Tuesday, August 22, 2017
eclipsing my memory
"It is an experience you will remember for your lifetime."
That is the hype the media were selling for the past month.
And we all know the object of that hyperventilation -- the total solar eclipse that slipped across the United States yesterday. It was almost as if someone had received an advance notice that Revelation 19 was being fulfilled on 21 August.
The hype worked. Looking at this morning's stories in The Oregonian, you would think that the Messiah and his white horse had actually shown up. When it was nothing more than the moon passing in front of the sun and casting its shadow on a small portion of Earth.
Don't get me wrong. If I had stayed in Oregon for the past two weeks, I would have been standing in the street like a slack-jawed yokel wondering if someone knew how to light the pilot light on the sun.
I suspect the reporters, who were dong their best to ensure we would all have the correct attitude of our solar experience, thought they were correct. For a lot of people, this would be the memory of a lifetime. (Even though the press did seriously mislead us into dashed expectations with Halley's Comet in 1986.)
But the reporters were dead wrong -- about me. Total solar eclipses are apparently very easy to forget. I did.
When I was in Oregon earlier in the month, the newspapers carried several stories about the last eclipse Oregon experienced on 26 February 1979. I thought that was odd. I had returned to Oregon by then -- and was in law school. If there had been a solar eclipse, I should have known about it.
So, I rummaged through my memory closet. And there it was. In the Things Long Forgotten pile.
My first class on that Monday morning was early. I do not recall the subject, but it was taught by Professor Ross Runkel. It was the last semester of the third year -- when students are too busy looking for jobs to bother attending class. But I was there.
We knew an eclipse was on the way. But it was overcast. After all, it was a February morning in Oregon. I am surprised it was not raining.
Our only indication that there was an eclipse was the dimming light outside. Professor Runkel told us we could sit closer to the windows to watch the diminishing light if we liked, but he would continue his lecture.
The light dimmed. Birds stopped singing. The light came back. That was all there was to it. And it is probably why, until this month, I had completely forgotten about it.
What I do remember is that the newspapers and television in 1979 were not obsessed with the event. No one thought of calling out the national guard. Or worrying about eclipse-watching glasses (though there were stories about creating a viewer with a rather funky shoe-boxes-with-a-hole). Or fears of traffic Armageddon.
And what about here in Mexico yesterday? I decided to take my long walk in the middle of the day to see if we would experience anything from the eclipse. The maps indicated only 25% of the sun would be affected at our latitude. I knew when it was supposed to happen.

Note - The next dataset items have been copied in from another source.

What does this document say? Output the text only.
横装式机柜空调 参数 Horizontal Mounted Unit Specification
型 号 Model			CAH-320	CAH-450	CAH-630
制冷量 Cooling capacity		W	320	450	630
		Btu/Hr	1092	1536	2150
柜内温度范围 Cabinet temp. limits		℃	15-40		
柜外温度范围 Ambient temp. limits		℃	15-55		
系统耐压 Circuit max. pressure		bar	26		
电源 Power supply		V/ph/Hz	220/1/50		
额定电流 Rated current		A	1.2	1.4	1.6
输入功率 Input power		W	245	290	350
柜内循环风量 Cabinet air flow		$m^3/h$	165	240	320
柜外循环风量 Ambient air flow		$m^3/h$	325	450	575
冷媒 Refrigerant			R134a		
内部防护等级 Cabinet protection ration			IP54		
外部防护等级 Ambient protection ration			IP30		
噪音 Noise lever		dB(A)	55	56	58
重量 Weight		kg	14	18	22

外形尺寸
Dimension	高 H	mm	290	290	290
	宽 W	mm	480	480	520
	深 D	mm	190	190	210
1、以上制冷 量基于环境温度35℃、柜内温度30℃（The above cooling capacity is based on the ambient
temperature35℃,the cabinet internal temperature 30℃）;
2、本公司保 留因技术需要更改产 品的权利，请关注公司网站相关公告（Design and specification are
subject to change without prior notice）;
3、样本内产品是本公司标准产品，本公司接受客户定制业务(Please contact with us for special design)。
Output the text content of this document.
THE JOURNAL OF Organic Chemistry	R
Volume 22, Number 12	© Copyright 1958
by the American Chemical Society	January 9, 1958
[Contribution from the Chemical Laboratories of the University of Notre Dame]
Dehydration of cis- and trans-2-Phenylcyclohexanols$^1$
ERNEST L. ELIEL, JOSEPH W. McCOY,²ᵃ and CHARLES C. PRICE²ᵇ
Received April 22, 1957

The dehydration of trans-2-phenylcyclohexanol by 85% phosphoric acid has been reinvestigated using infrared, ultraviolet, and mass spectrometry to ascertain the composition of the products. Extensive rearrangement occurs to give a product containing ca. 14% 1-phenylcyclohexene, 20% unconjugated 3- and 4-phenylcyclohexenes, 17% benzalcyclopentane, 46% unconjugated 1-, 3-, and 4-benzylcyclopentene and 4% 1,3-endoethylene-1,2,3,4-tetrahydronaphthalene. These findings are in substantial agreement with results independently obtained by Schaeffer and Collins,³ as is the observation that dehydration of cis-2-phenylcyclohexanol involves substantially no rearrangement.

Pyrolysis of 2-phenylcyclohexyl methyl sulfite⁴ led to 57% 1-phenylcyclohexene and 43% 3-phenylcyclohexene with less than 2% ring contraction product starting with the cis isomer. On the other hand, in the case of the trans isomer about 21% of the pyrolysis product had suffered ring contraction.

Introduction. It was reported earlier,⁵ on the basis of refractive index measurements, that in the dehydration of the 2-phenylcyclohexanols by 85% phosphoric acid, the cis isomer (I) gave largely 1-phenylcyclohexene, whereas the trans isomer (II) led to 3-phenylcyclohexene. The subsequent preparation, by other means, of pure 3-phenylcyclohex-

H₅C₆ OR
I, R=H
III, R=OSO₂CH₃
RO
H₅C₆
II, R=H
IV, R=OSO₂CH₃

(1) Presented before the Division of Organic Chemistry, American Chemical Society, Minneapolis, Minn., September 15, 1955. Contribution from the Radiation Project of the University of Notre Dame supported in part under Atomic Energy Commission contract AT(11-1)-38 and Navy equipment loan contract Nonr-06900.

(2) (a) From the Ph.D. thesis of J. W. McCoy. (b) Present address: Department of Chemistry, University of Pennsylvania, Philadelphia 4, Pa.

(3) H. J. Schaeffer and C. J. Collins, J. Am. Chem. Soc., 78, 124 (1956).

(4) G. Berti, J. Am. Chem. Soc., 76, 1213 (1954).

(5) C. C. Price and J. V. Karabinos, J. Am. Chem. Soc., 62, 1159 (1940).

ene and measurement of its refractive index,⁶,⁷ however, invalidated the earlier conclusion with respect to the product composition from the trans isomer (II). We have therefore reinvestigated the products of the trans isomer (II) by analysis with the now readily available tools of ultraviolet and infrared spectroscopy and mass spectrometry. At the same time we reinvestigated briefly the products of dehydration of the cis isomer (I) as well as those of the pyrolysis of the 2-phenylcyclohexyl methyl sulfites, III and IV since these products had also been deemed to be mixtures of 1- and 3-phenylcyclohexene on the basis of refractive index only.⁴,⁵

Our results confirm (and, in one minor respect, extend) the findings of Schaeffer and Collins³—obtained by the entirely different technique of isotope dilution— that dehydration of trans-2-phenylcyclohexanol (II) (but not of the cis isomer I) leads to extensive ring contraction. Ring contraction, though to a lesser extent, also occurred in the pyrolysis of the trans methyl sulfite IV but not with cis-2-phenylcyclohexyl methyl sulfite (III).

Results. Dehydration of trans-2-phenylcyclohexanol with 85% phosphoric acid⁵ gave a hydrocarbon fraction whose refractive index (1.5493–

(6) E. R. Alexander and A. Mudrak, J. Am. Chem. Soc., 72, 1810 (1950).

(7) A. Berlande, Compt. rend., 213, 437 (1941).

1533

It passed unnoticed, What I did see could have been the flag of Kyrgyzstan -- yellow sun on a blue sky field. Well, there was no mystical eagle carrying the sun or any fancy brocade. But the sky was clear and the sun undiminished. Even 1979 was a better experience. But probably no more memorable.
I was going to ask: Why did such a large section of the American (and apparently Canadian) population lose their sense of proportion over an eclipse? But, it does not matter that they did. If some people were enthralled by this natural phenomenon, good for them. We all need something to bring meaning into our lives.
As for me, it will be one more event to stuff into that ever-growing forgotten pile of memories. So forgotten that I have even forgotten where the pile is. Or if there is one.